Pluchea indica is a species of flowering plant in the aster family, Asteraceae. Its common names include Indian camphorweed, Indian fleabane, and Indian pluchea. It is native to parts of Asia and Australia, and it is widespread in the Pacific Islands as an introduced and often invasive species.

The species hybridizes with Pluchea carolinensis when the two plants grow together, yielding a hybrid that has been named Pluchea × fosbergii.

==Description==
This species is a branching shrub up to 2 meters tall. The toothed oval leaf blades are papery but not thin, and often have a fine coating of hairs. The flower heads grow in dense clusters in the leaf axils and at the branch tips.
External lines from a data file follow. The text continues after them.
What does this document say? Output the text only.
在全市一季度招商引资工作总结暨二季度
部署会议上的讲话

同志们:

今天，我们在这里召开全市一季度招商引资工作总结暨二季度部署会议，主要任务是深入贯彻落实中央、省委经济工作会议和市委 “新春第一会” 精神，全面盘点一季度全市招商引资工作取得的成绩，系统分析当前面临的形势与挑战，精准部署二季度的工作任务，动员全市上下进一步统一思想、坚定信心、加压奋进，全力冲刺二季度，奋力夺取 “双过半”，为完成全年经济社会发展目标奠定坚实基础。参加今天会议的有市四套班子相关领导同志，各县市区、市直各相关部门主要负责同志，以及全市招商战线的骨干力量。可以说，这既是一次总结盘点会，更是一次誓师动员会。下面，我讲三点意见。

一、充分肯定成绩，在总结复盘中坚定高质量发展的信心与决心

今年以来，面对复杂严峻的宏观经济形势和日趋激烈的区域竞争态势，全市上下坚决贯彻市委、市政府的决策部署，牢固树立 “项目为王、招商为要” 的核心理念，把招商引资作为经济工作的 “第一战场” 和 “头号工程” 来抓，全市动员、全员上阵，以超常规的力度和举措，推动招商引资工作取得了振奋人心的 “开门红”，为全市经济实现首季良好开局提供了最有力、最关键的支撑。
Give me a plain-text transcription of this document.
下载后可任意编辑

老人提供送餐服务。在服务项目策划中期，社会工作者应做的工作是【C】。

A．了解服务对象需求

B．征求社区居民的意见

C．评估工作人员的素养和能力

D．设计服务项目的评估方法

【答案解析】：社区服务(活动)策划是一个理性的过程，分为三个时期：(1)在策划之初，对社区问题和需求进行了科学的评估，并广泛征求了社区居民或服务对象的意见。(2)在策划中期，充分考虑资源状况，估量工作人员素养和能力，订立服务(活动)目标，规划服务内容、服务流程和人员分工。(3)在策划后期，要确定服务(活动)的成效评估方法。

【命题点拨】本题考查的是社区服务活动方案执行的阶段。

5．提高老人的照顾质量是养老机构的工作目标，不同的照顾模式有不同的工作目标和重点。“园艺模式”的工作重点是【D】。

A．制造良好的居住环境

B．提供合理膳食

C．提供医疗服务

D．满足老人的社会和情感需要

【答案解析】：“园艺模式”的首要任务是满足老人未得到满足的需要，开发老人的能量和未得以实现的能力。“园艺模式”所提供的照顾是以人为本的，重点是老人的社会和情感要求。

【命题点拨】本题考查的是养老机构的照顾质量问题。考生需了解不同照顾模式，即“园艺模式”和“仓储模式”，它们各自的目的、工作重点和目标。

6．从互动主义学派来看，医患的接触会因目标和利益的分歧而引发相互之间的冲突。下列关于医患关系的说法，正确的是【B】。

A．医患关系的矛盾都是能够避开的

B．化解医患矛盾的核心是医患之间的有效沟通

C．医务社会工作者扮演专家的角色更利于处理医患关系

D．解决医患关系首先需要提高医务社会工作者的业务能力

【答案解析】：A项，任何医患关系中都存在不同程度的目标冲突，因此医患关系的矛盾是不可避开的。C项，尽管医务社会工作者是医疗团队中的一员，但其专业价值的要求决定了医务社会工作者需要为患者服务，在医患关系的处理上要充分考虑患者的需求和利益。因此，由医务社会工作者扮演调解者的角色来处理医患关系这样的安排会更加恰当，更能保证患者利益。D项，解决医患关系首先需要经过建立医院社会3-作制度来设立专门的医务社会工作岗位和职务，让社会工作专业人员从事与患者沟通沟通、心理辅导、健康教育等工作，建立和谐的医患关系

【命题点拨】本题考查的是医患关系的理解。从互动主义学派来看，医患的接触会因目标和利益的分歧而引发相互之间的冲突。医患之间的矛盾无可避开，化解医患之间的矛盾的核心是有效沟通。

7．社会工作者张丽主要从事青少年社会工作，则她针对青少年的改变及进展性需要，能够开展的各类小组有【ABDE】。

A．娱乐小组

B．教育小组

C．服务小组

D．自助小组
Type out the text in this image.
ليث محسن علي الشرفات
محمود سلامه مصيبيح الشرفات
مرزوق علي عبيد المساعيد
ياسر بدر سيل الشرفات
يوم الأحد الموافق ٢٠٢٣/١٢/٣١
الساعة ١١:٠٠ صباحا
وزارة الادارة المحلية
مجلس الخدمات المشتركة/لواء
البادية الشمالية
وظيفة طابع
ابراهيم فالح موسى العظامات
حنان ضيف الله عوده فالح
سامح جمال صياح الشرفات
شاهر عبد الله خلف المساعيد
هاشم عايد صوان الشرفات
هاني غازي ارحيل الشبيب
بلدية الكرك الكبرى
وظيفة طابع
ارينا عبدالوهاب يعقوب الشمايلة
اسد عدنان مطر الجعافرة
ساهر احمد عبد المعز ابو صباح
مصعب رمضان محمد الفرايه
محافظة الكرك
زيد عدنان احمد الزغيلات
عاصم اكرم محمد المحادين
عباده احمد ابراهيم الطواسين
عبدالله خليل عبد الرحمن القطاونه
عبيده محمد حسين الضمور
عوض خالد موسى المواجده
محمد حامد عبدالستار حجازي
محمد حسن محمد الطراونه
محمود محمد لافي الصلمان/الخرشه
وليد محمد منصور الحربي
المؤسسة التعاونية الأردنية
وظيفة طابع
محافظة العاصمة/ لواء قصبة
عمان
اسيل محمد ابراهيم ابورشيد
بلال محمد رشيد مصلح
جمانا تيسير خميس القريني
The pinkish purple florets have long, protruding styles. Florets along the edges of the head produce fruits. The fruit body is a millimeter in length with a white pappus about 5 millimeters long. The seeds are dispersed on the wind.

==Uses==
The plant contains the compounds β-sitosterol and stigmasterol, which have antidiabetic properties. The β-sitosterol isolated from the root extract can also neutralize the venom of Russell's viper (Daboia russelii) and the monocled cobra (Naja kaouthia).

==Habitat==
The plant often grows in wet saline coastal habitat, such as brackish marshes and mangroves. Though it is not very competitive with other flora, it can easily colonize coastal habitat and impact native and cultivated plants. It alters waterbird habitat. It is considered invasive in New Caledonia, where it was introduced in 1967.